In his passionate speech last night, Mayor Emanuel delivered a multi-pronged call to action to reduce violence in Chicago that includes enforcement, investment, and prevention. We applaud the Mayor for committing substantial new resources to address the crisis in our city, and we stand ready to work with City officials and our community partners to make the streets of Chicago safe for everyone. However, if the Mayor is truly committed to transparency and accountability, he will need to follow through on specific structural changes that guarantee independent oversight of the Chicago Police Department.

The crisis in our city is not just one of violence. It is a fundamental collapse in confidence and erosion of trust in our institutions that are charged with the public’s governance and protection. The Mayor acknowledged that “we will not succeed in turning back the rising tide of violence without changing and rebuilding critical relationships with the community.” This relationship is broken. Bold and unequivocal steps must be taken to begin to heal what has been broken.

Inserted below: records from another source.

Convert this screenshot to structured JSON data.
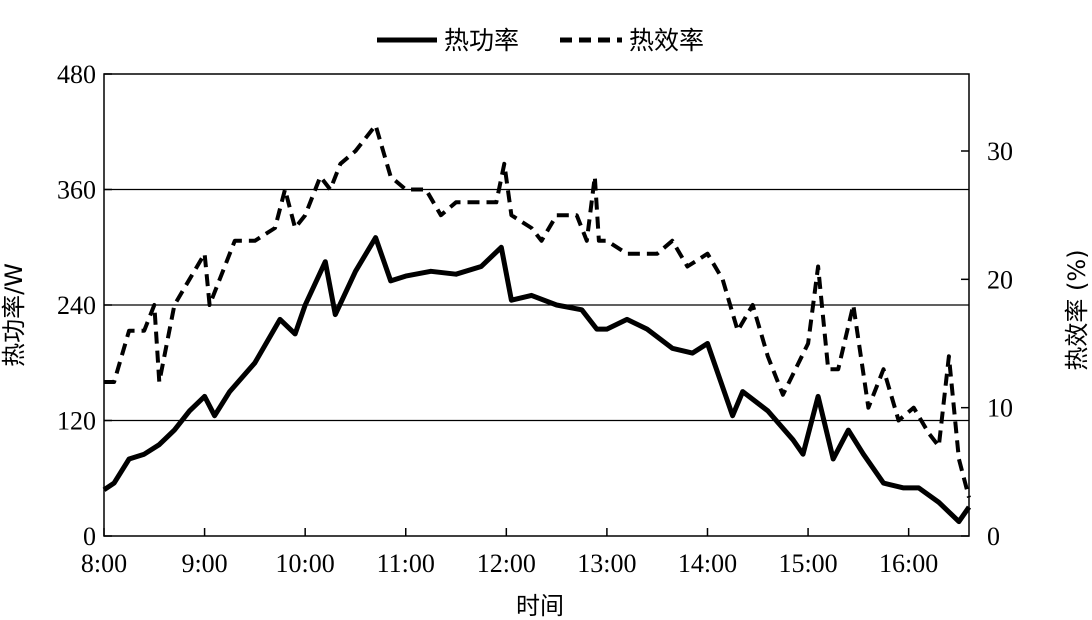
{
  "chart_data": {
    "type": "line",
    "title": "",
    "xlabel": "时间",
    "ylabel_left": "热功率/W",
    "ylabel_right": "热效率 (%)",
    "x_tick_labels": [
      "8:00",
      "9:00",
      "10:00",
      "11:00",
      "12:00",
      "13:00",
      "14:00",
      "15:00",
      "16:00"
    ],
    "x_range_hours": [
      8.0,
      16.6
    ],
    "ylim_left": [
      0,
      480
    ],
    "yticks_left": [
      0,
      120,
      240,
      360,
      480
    ],
    "ylim_right": [
      0,
      36
    ],
    "yticks_right": [
      0,
      10,
      20,
      30
    ],
    "grid_y_left": [
      120,
      240,
      360
    ],
    "legend_position": "top-center",
    "series": [
      {
        "name": "热功率",
        "axis": "left",
        "style": "solid",
        "x": [
          8.0,
          8.1,
          8.25,
          8.4,
          8.55,
          8.7,
          8.85,
          9.0,
          9.1,
          9.25,
          9.5,
          9.75,
          9.9,
          10.0,
          10.2,
          10.3,
          10.5,
          10.7,
          10.85,
          11.0,
          11.25,
          11.5,
          11.75,
          11.95,
          12.05,
          12.25,
          12.5,
          12.75,
          12.9,
          13.0,
          13.2,
          13.4,
          13.65,
          13.85,
          14.0,
          14.25,
          14.35,
          14.6,
          14.85,
          14.95,
          15.1,
          15.25,
          15.4,
          15.55,
          15.75,
          15.95,
          16.1,
          16.3,
          16.5,
          16.6
        ],
        "y": [
          48,
          55,
          80,
          85,
          95,
          110,
          130,
          145,
          125,
          150,
          180,
          225,
          210,
          240,
          285,
          230,
          275,
          310,
          265,
          270,
          275,
          272,
          280,
          300,
          245,
          250,
          240,
          235,
          215,
          215,
          225,
          215,
          195,
          190,
          200,
          125,
          150,
          130,
          100,
          85,
          145,
          80,
          110,
          85,
          55,
          50,
          50,
          35,
          15,
          30
        ]
      },
      {
        "name": "热效率",
        "axis": "right",
        "style": "dashed",
        "x": [
          8.0,
          8.1,
          8.25,
          8.4,
          8.5,
          8.55,
          8.7,
          8.85,
          9.0,
          9.05,
          9.15,
          9.3,
          9.5,
          9.7,
          9.8,
          9.9,
          10.0,
          10.15,
          10.25,
          10.35,
          10.5,
          10.7,
          10.85,
          11.0,
          11.2,
          11.35,
          11.5,
          11.75,
          11.9,
          11.98,
          12.05,
          12.25,
          12.35,
          12.5,
          12.7,
          12.8,
          12.88,
          12.92,
          13.0,
          13.2,
          13.35,
          13.5,
          13.65,
          13.8,
          14.0,
          14.15,
          14.3,
          14.45,
          14.6,
          14.75,
          15.0,
          15.1,
          15.2,
          15.3,
          15.45,
          15.6,
          15.75,
          15.9,
          16.05,
          16.2,
          16.3,
          16.4,
          16.5,
          16.6
        ],
        "y": [
          12,
          12,
          16,
          16,
          18,
          12,
          18,
          20,
          22,
          18,
          20,
          23,
          23,
          24,
          27,
          24,
          25,
          28,
          27,
          29,
          30,
          32,
          28,
          27,
          27,
          25,
          26,
          26,
          26,
          29,
          25,
          24,
          23,
          25,
          25,
          23,
          28,
          23,
          23,
          22,
          22,
          22,
          23,
          21,
          22,
          20,
          16,
          18,
          14,
          11,
          15,
          21,
          13,
          13,
          18,
          10,
          13,
          9,
          10,
          8,
          7,
          14,
          6,
          3
        ]
      }
    ]
  }
}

In the first week of October, The City Council will vote on the Mayor’s proposed ordinance to create the Civil Office of Police Accountability (COPA) and a new Deputy Inspector General for Public Safety. Our elected officials have an historic opportunity to begin rebuilding the relationship with communities by signaling a clear commitment to transparency and accountability. The Chicago Lawyers’ Committee for Civil Rights is part of the Chicago Civil Rights Collaborative for Police Reform that has met and advocated with City officials, and we are pleased that the Mayor’s office has made important strides toward an ordinance that will put CPD on a new path to restore the community’s trust. But the ordinance must include additional critical safeguards to ensure that policing in Chicago is fully accountable and transparent to the public.

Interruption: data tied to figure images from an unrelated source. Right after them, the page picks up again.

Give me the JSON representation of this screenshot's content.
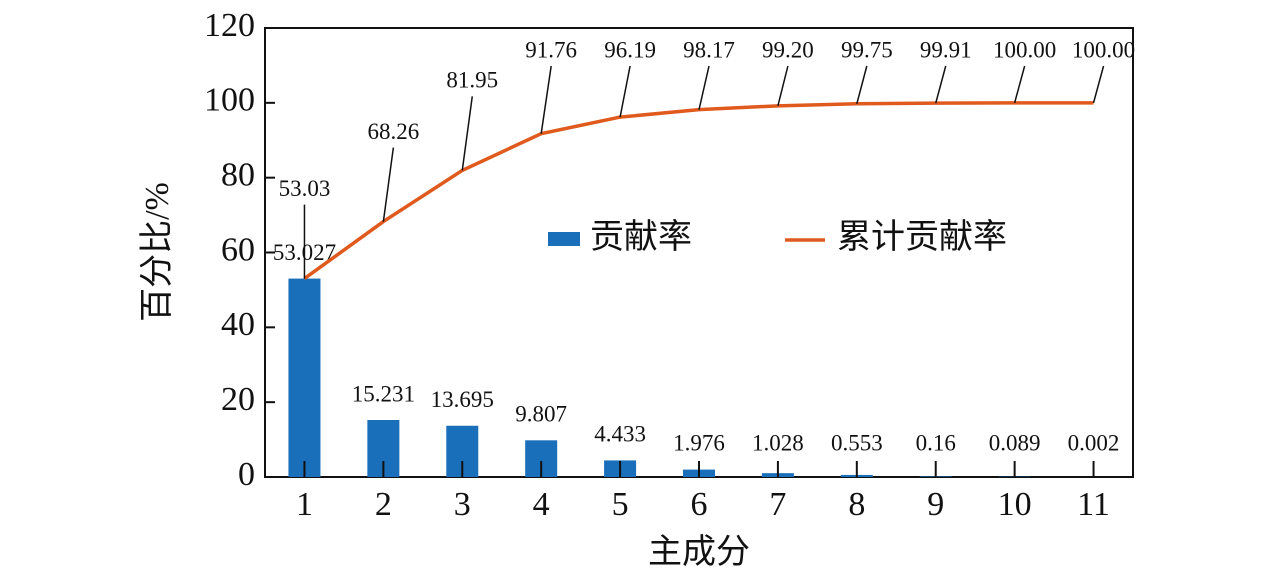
{
  "chart_data": {
    "type": "bar_line",
    "xlabel": "主成分",
    "ylabel": "百分比/%",
    "categories": [
      "1",
      "2",
      "3",
      "4",
      "5",
      "6",
      "7",
      "8",
      "9",
      "10",
      "11"
    ],
    "series": [
      {
        "name": "贡献率",
        "type": "bar",
        "color": "#1a6fba",
        "values": [
          53.027,
          15.231,
          13.695,
          9.807,
          4.433,
          1.976,
          1.028,
          0.553,
          0.16,
          0.089,
          0.002
        ]
      },
      {
        "name": "累计贡献率",
        "type": "line",
        "color": "#e05a1e",
        "values": [
          53.03,
          68.26,
          81.95,
          91.76,
          96.19,
          98.17,
          99.2,
          99.75,
          99.91,
          100,
          100
        ],
        "value_labels": [
          "53.03",
          "68.26",
          "81.95",
          "91.76",
          "96.19",
          "98.17",
          "99.20",
          "99.75",
          "99.91",
          "100.00",
          "100.00"
        ]
      }
    ],
    "ylim": [
      0,
      120
    ],
    "yticks": [
      0,
      20,
      40,
      60,
      80,
      100,
      120
    ]
  }
}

First, these new oversight bodies must be adequately funded and resourced with a fixed budget insulated from politics. Second, both entities must have the ability to retain their own independent counsel outside the Law Department’s staff who have represented police officers and the City. Finally, COPA should not be able to hire former CPD officers. While we understand the argument that the Chief Administrator wants free reign to recruit and hire the most capable investigators, the public concern around bias – based on a long history of demonstrated bias in the CPD culture – is justified and outweighs that interest.

The Chicago Lawyers’ Committee for Civil Rights will continue to work with City officials, other legal and policy advocacy organizations, and community-based groups to promote the cultural and policy changes that are needed to produce lasting police reform and accountability. We urge our Mayor and City Council to stand on the right side of history at this critical moment.